REPUBLIKA.CO.ID, PADALARANG -- Guru Besar Agribisnis Institut Pertanian Bogor (IPB) Bayu Krisnamurti menyatakan, kondisi pangan global sedang tidak baik-baik saja. Itu karena, sepertiga populasi dunia kelaparan dan sekitar 200 juta penduduk rawan pangan.
"Rawan pangan berarti tidak tahu besok makan apa tidak. Untungnya tidak masuk Indonesia, tapi memang ada 200-an juta di dunia yang rawan pangan," ujar pria yang juga Ketua Umum Asosiasi Agribisnis Indonesia tersebut dalam Media Gathering Perbanas, Kamis (23/11/2023).
Ia melanjutkan, sekitar 60 persen rantai pasok pangan terpuruk. Dampak Covid-19 masih belum pulih.
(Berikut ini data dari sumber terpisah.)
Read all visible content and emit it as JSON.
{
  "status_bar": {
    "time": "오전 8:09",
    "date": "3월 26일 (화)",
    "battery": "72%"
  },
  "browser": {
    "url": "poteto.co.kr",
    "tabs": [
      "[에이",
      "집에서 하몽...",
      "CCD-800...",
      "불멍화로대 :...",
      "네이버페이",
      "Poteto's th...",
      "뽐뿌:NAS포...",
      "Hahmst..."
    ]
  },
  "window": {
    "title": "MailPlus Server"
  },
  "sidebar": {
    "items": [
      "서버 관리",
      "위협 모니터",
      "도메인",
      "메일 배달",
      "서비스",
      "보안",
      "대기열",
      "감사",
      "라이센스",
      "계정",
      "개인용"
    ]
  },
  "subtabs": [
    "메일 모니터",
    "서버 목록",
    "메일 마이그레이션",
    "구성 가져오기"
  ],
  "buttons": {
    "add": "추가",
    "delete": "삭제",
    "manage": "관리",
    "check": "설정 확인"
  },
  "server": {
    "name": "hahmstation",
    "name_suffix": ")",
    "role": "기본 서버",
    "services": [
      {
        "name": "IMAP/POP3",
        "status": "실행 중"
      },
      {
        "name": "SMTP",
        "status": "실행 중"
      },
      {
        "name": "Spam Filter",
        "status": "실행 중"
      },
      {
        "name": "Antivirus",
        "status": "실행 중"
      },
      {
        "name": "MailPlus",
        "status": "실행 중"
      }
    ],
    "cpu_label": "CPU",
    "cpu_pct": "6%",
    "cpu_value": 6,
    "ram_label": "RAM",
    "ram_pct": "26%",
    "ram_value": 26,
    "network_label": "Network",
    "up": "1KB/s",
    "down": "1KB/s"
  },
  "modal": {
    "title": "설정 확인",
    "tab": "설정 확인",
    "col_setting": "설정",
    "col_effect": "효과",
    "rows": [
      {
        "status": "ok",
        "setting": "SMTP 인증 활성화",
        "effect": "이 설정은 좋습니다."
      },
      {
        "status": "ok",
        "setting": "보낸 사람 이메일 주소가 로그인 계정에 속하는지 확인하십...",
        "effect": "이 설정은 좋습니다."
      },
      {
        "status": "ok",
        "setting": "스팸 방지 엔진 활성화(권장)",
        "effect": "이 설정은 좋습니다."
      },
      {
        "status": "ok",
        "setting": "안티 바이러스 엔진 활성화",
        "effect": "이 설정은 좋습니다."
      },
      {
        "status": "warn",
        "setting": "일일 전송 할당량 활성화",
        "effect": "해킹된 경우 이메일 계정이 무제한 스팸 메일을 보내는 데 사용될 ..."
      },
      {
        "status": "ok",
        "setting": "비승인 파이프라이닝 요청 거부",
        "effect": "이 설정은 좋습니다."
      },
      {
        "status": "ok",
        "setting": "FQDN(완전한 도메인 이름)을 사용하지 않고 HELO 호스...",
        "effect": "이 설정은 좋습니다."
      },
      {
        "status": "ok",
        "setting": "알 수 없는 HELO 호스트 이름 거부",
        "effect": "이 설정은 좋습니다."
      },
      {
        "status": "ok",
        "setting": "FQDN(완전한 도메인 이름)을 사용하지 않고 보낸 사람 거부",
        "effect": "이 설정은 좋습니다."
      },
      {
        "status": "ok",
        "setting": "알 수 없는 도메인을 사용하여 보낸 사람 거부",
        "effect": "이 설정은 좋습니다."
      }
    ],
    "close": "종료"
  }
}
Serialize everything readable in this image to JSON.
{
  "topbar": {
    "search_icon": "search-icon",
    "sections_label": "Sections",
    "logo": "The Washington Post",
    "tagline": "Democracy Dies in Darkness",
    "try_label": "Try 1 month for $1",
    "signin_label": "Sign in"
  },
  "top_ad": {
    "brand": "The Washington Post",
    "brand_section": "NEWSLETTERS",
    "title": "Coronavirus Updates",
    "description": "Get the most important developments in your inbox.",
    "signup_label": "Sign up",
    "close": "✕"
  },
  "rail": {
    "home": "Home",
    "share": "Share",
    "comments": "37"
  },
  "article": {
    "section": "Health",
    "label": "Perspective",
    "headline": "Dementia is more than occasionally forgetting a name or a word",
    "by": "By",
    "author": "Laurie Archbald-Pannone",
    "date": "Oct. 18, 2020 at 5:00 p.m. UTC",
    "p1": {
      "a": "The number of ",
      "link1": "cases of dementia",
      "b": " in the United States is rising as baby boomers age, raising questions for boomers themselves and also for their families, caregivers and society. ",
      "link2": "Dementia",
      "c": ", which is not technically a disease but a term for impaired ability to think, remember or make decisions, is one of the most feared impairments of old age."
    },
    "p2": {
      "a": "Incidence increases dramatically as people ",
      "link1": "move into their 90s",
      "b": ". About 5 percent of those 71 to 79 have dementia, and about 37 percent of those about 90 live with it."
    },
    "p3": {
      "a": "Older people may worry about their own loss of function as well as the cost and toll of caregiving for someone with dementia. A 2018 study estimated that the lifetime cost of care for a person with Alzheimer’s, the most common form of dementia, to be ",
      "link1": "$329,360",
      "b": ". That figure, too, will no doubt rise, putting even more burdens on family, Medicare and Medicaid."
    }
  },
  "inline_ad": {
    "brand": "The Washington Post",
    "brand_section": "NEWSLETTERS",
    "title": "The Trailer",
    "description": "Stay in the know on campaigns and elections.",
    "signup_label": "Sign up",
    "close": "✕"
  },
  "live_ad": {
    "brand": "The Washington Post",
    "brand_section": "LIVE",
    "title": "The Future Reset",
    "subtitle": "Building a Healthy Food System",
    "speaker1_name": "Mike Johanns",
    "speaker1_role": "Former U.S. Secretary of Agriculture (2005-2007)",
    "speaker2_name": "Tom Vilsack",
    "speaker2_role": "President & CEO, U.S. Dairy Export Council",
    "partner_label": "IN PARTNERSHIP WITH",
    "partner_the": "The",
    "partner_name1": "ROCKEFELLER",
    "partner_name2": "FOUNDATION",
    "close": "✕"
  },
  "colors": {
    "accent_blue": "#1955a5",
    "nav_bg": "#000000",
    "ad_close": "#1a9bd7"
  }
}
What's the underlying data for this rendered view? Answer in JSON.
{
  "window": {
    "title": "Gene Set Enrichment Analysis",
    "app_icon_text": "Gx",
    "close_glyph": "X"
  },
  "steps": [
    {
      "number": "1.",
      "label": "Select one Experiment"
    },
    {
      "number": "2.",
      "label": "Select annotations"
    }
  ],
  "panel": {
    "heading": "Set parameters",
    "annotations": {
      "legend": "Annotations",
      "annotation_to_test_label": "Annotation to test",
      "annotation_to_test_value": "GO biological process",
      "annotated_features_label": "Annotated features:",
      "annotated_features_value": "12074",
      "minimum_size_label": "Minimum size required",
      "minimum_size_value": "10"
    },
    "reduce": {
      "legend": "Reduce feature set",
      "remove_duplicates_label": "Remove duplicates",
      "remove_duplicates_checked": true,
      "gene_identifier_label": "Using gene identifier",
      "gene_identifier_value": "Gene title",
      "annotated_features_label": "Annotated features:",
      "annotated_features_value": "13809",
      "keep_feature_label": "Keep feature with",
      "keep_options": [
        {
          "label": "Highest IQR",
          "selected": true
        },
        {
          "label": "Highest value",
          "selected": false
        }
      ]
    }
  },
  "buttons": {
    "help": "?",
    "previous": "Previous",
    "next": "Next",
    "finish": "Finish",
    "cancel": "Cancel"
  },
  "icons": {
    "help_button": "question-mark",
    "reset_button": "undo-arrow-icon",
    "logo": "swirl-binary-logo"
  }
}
"Banyak negara yang tidak percaya sama rantai global. Jadi bukan lagi antiimpor tapi antiekspor" tuturnya.
Setiap negara, kata dia, mengamankan pasokan untuk dalam negerinya dahulu. Sektor pangan di Tanah Air pun, sambungnya, tengah menghadapi banyak tantangan. Di antaranya dampak fenomena El Nino serta ketidakpastian iklim yang mungkin membuat musim tanam-panen mundur selama dua bulan.
Ketidakpastian pasokan dan harga pupuk, harga minyak, serta harga komoditas juga menjadi kendala di sektor pertanian. “Selama 2022, produktivitas pertanian kita turun 2 persen, berakibat produksi turun sekitar 600 ribu ton beras,” tuturnya.
Selama enam bulan ke depan, sektor pertanian masih diselimuti berbagai kondisi ekonomi dan geopolitik global yang mungkin berdampak pada kinerja. Di antaranya perang Rusia-Ukraina, nilai tukar dan suku bunga yang relatif masih tinggi, pemilu, hingga periode Natal dan Tahun Baru serta Ramadhan dan Idul Fitri.